Show Report
Ultimately, it was the simplest pieces - the delicacy of silk chiffon capes, seemingly seamless - that made the greatest impact.
It's always interesting to examine how Ann Demeulemeester adapts her aesthetic for spring. Brooding, moody, even foreboding - you always imagine Demeulemeester under stormy skies, not sunny ones. And when the first model emerged at her spring 2012 show, clad head-to-toe in inky black and topped with a Pilgrim hat straight out of Children of the Corn, it looked like Demeulemeester may be wishing for a British summer, rather than the Indian summer pushing Parisian temperatures into the late twenties right now.
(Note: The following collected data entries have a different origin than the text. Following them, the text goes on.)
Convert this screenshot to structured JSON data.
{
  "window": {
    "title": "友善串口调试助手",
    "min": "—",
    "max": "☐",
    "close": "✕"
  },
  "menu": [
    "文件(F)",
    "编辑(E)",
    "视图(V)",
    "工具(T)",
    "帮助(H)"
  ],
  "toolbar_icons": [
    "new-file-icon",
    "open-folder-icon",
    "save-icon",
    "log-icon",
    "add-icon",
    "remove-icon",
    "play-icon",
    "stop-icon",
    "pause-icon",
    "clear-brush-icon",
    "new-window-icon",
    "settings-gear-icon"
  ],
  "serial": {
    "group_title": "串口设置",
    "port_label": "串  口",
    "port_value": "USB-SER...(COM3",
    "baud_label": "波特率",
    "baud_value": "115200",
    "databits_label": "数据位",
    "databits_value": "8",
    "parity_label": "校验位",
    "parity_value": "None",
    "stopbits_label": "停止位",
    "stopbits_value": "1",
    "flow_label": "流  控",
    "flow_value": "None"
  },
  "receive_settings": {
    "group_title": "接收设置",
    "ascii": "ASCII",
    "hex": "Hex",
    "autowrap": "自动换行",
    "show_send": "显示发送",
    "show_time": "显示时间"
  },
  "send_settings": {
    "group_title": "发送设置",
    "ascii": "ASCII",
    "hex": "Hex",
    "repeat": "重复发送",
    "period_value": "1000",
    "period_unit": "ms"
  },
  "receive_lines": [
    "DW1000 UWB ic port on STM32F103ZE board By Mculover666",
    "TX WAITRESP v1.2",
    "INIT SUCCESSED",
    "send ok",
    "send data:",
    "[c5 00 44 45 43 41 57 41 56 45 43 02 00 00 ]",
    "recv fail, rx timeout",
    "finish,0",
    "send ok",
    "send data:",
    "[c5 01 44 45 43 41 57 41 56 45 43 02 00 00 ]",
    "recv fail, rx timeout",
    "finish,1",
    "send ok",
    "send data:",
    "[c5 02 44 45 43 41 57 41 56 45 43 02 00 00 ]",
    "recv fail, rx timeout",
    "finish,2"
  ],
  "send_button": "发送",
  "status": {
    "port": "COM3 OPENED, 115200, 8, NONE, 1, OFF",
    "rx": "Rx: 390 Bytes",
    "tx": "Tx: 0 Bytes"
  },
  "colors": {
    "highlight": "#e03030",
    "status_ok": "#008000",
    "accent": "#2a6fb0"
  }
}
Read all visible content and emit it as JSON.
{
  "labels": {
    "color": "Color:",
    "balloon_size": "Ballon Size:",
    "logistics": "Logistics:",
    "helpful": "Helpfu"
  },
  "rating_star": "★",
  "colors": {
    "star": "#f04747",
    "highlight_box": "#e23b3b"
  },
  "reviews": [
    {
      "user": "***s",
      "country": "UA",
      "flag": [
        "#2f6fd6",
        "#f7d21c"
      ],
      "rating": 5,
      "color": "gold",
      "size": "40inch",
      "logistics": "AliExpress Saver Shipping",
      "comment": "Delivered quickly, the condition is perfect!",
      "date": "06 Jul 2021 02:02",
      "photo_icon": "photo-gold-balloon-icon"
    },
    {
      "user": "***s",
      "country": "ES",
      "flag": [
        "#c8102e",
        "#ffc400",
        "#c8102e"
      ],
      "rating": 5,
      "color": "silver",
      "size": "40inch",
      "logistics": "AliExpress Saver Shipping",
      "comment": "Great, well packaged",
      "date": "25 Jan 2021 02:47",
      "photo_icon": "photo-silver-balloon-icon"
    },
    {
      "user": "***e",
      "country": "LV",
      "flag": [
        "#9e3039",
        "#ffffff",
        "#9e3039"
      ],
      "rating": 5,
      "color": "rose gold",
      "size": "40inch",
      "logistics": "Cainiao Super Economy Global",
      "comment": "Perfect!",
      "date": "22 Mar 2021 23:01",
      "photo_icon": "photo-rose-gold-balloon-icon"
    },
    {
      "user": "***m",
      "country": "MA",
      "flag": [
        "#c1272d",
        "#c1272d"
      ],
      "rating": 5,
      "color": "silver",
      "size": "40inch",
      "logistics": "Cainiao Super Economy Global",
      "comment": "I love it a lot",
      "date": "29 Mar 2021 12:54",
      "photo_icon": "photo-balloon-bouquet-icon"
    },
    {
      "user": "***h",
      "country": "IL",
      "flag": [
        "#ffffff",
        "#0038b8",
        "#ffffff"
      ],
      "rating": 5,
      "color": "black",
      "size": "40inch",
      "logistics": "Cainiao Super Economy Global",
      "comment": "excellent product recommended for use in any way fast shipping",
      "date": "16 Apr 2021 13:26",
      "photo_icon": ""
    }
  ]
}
But Demeulemeester decided to channel the lightness in her aesthetic, deconstructing her own deconstruction and reinterpreting her trademark tailoring in filmy chiffon. The opening looks were solid - boiling wool rather than boiled wool on her desert-sand catwalk, with atmosphere to match. The filmy chiffon trousers however hinted at something lighter to take flight, that chiffon later veiling the body in layers of transparency, first as reinterpretations of the narrow tailoring, and then as gauzy, billowing capes and kaftans in black, white, and, well, black and white, fading in ombre patterns and floating ethereally around the body.
Demeuleemeester does ethereal pretty well - it's that 'poetic' side to her 'dark and poetic' tag. But there was much here that any woman would love to wear. The other idea for lightening up was fringing and tassels, almost as if Demeulemeester shredded her suiting. A couple were fettered to within an inch of their lives, reminiscent of her stand-out goat-fur outerwear from last winter. Ultimately, it was the simplest pieces - the delicacy of silk chiffon capes, seemingly seamless, fluttering around the body over those fantastic and eminently wearable wide-legged tulle trousers - that made the greatest impact. The unbearable lightness of being at Ann Demeulemeester? That was something unexpected.